Die staatlichen Stellen betonen eine grundlegende Regel: „Keine staatliche oder Bundesbehörde wird Sie jemals anrufen und nach Ihrer PIN oder vollständigen Kartennummer fragen“, so Generalstaatsanwalt Formella. Die Betrügereien seien besonders verheerend, da sie Gelder für essentielle Bedürfnisse wie Nahrung und Heizung stehlen.

Kommissarin Weaver warnt vor der Panikmache der Täter. Ihr Rat ist eindeutig: Einfach auflegen. Bei Unsicherheiten sollten Betroffene die offizielle Hotline auf der Rückseite ihrer EBT-Karte anrufen oder das offizielle Portal besuchen. Wer Daten preisgegeben hat, muss seine PIN sofort ändern und den Betrug bei der Verbraucherschutzbehörde melden.

Warum EBT-Karten ein leichtes Ziel sind

Dieser Telefonbetrug markiert eine neue Eskalation im Kampf gegen den Diebstahl von Sozialleistungen. Bisher dominierten Skimming-Angriffe mit manipulierten Kartenterminals. Die direkte Ansprache per Telefon zeigt, wie Kriminelle ihre Taktiken diversifizieren.

Cybersicherheitsexperten weisen auf ein grundlegendes Problem hin: EBT-Karten besitzen oft nicht die modernen Sicherheitsfeatures von Bankkarten, wie Chip-Technologie. Sie basieren meist auf dem leicht kopierbaren Magnetstreifen. Der „menschliche Faktor“ macht sie noch verwundbarer: Gibt der Nutzer seine Daten freiwillig heraus, umgeht der Angreifer alle technischen Hürden.

Die Timing der Angriffe ist perfide. Bundesmittel zum Ersatz gestohlener Leistungen, die 2023 bereitgestellt wurden, liefen Ende 2024 aus. In vielen Bundesstaaten haben Opfer elektronischen Diebstahls es heute schwerer, ihr Geld zurückzuerhalten als noch vor zwei Jahren.

Regionale Bedrohung und die Zukunft des Schutzes

Daten aus Massachusetts und Pennsylvania deuten auf einen regionalen Trend hin.
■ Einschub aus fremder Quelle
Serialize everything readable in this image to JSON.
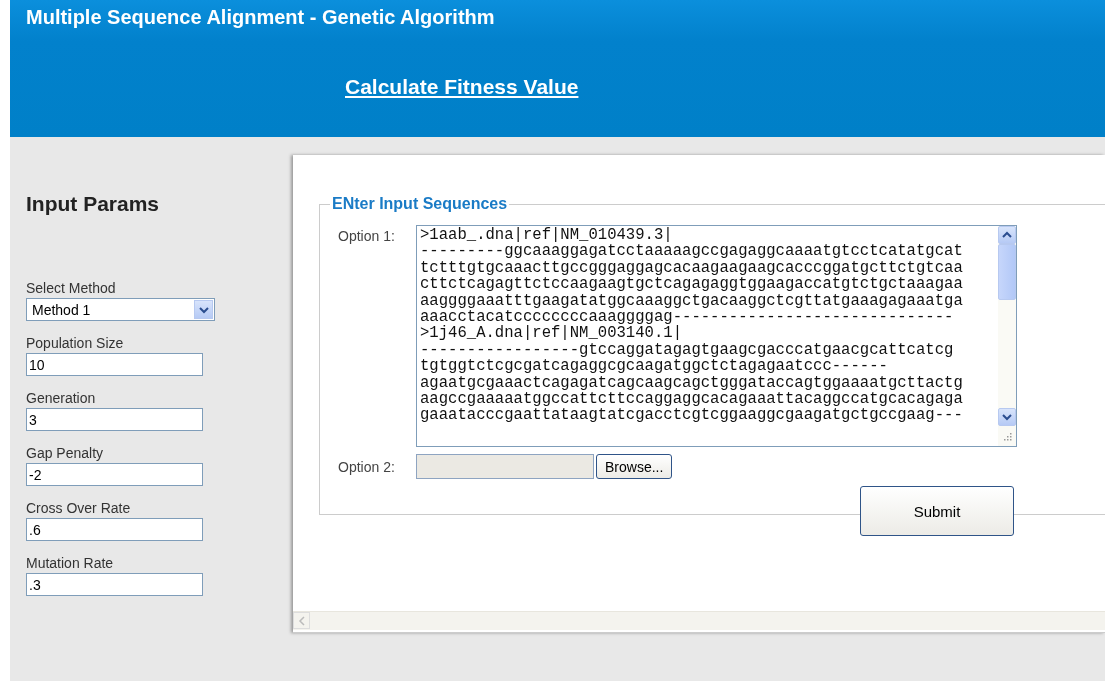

New Hampshire fällt durch die direkte telefonische Abzocke und die schnelle Barabhebung auf. Die Ermittlungen konzentrieren sich nun auf die Geldautomaten in Manchester.

Langfristig könnte der Druck die Modernisierung der Zahlungssysteme im öffentlichen Sektor beschleunigen. Bis dahin liegt die Hauptlast beim Nutzer. Die Behörden raten zu täglicher Kontrolle des Kontostands. Denn bei diesen Betrügereien zählt jede Stunde. Die Warnung aus New Hampshire ist klar: Diese Methode wird wohl bald auch andere Bundesstaaten erreichen. Die Verteidigung liegt in der Aufklärung und der absolute Geheimhaltung der PIN.